Insights EU Data Governance Act (“DGA”) becomes applicable


The DGA (Regulation 2022/868) creates a new framework for good data management and data sharing with the goal of enabling industries to develop new, innovative products and services (e.g. by giving access to data for training AI systems), as well as to enable the public sector to develop better services.  It applies to personal and non-personal data which is protected e.g. by privacy, confidentiality or intellectual property rights.  It does not apply to publicly available information which is addressed under other EU legislation.

Key aspects of the DGA include a mechanism for the voluntary sharing of data by public sector bodies for re-use for both commercial and non-commercial purposes.  Both the sharing and re-use are subject to conditions such as the requirement to respect privacy, confidentiality and intellectual property rights, and that the re-use complies with principles such as proportionality and non-discrimination.  Public sector bodies who agree to share may be able to comply with such privacy or confidentiality obligations applying to the data such as by the use of anonymisation or NDAs and will be entitled to charge reasonable fees to cover their necessary costs.

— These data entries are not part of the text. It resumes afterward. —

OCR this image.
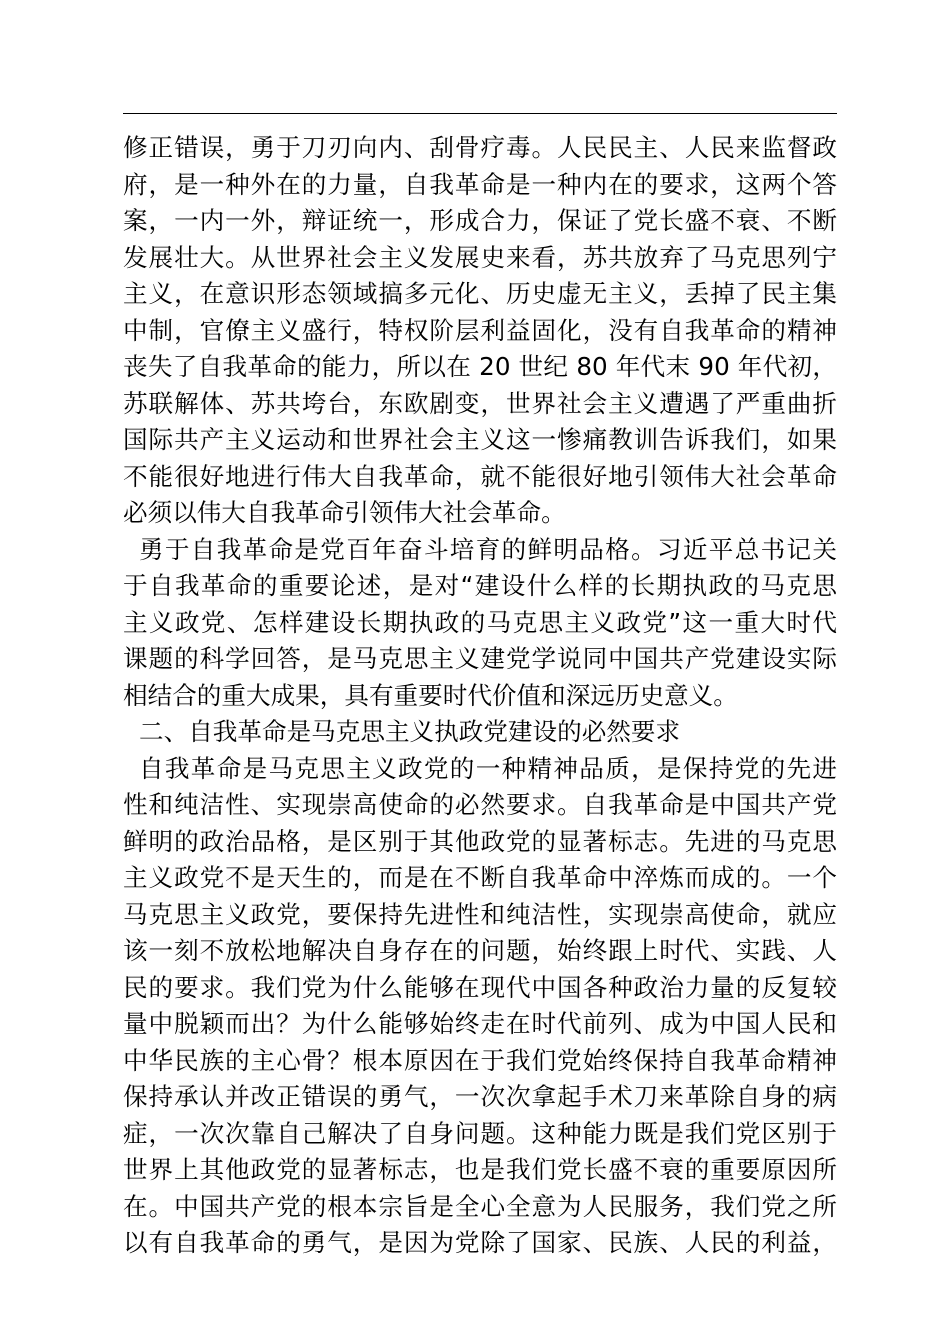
修正错误，勇于刀刃向内、刮骨疗毒。人民民主、人民来监督政
府，是一种外在的力量，自我革命是一种内在的要求，这两个答
案，一内一外，辩证统一，形成合力，保证了党长盛不衰、不断
发展壮大。从世界社会主义发展史来看，苏共放弃了马克思列宁
主义，在意识形态领域搞多元化、历史虚无主义，丢掉了民主集
中制，官僚主义盛行，特权阶层利益固化，没有自我革命的精神
丧失了自我革命的能力，所以在 20 世纪 80 年代末 90 年代初，
苏联解体、苏共垮台，东欧剧变，世界社会主义遭遇了严重曲折
国际共产主义运动和世界社会主义这一惨痛教训告诉我们，如果
不能很好地进行伟大自我革命，就不能很好地引领伟大社会革命
必须以伟大自我革命引领伟大社会革命。
勇于自我革命是党百年奋斗培育的鲜明品格。习近平总书记关
于自我革命的重要论述，是对“建设什么样的长期执政的马克思
主义政党、怎样建设长期执政的马克思主义政党”这一重大时代
课题的科学回答，是马克思主义建党学说同中国共产党建设实际
相结合的重大成果，具有重要时代价值和深远历史意义。
二、自我革命是马克思主义执政党建设的必然要求
自我革命是马克思主义政党的一种精神品质，是保持党的先进
性和纯洁性、实现崇高使命的必然要求。自我革命是中国共产党
鲜明的政治品格，是区别于其他政党的显著标志。先进的马克思
主义政党不是天生的，而是在不断自我革命中淬炼而成的。一个
马克思主义政党，要保持先进性和纯洁性，实现崇高使命，就应
该一刻不放松地解决自身存在的问题，始终跟上时代、实践、人
民的要求。我们党为什么能够在现代中国各种政治力量的反复较
量中脱颖而出？为什么能够始终走在时代前列、成为中国人民和
中华民族的主心骨？根本原因在于我们党始终保持自我革命精神
保持承认并改正错误的勇气，一次次拿起手术刀来革除自身的病
症，一次次靠自己解决了自身问题。这种能力既是我们党区别于
世界上其他政党的显著标志，也是我们党长盛不衰的重要原因所
在。中国共产党的根本宗旨是全心全意为人民服务，我们党之所
以有自我革命的勇气，是因为党除了国家、民族、人民的利益，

The DGA also addresses businesses and individuals who may wish to share data.  To meet concerns by companies that sharing their data may lead to a loss of competitive advantage or be liable to misuse, the DGA also provides for the establishment of data intermediation service providers, neutral third parties, who link data holders (individuals and businesses) with those who wish to access their data.  The DGA provides several safeguards to guarantee the neutrality of intermediaries including providing that, whilst they may charge for their intermediation services, they cannot use the data concerned for financial profit, there must be a legal separation between the intermediation service and any other service provided, and that data intermediaries must register with competent authorities in order to ensure the proposed service does not distort competition and complies with DGA requirements.  Such data marketplaces already exist, enabling data holders to manage, provide and monetise their data via a trustworthy intermediary.

The DGA also introduces the concept of voluntary sharing by individuals and companies of data they generate, without receiving any reward, to be used in the public interest.  Entities that wish to make this data available will be able to register as “data altruism organisations recognised in the Union,” provided they are not-for-profit and comply with certain requirements.  The DGA establishes a standard process enabling those that share data in this way to grant and withdraw their consent to its use.  It is hoped that the standard consent framework will encourage data altruism as well as provided legal certainty to users of the data.

The DGA does not amend or replace the GDPR so that, where personal data is concerned, it is still necessary to comply such as by ensuring there is a legal basis for any processing of the data.

The DGA does not impose an obligation to share data.  The EU Data Act, now going through the legislative process, specifies who can use certain types of privately held data and under what circumstances, introducing mechanisms and standards to enable companies and individuals to exercise more control over data generated by their use of IoT devices or stored in data processing services such as cloud services. This includes introducing rights for companies and individuals to require that data holders make certain data available to them or to third parties in certain circumstances. The draft Data Act also introduces a framework for access by public sector bodies to data held by private data holders in cases of “exceptional need”.

The DGA came into force in June 2022 and, after a 15-month grace period, applies as of 24 September 2023.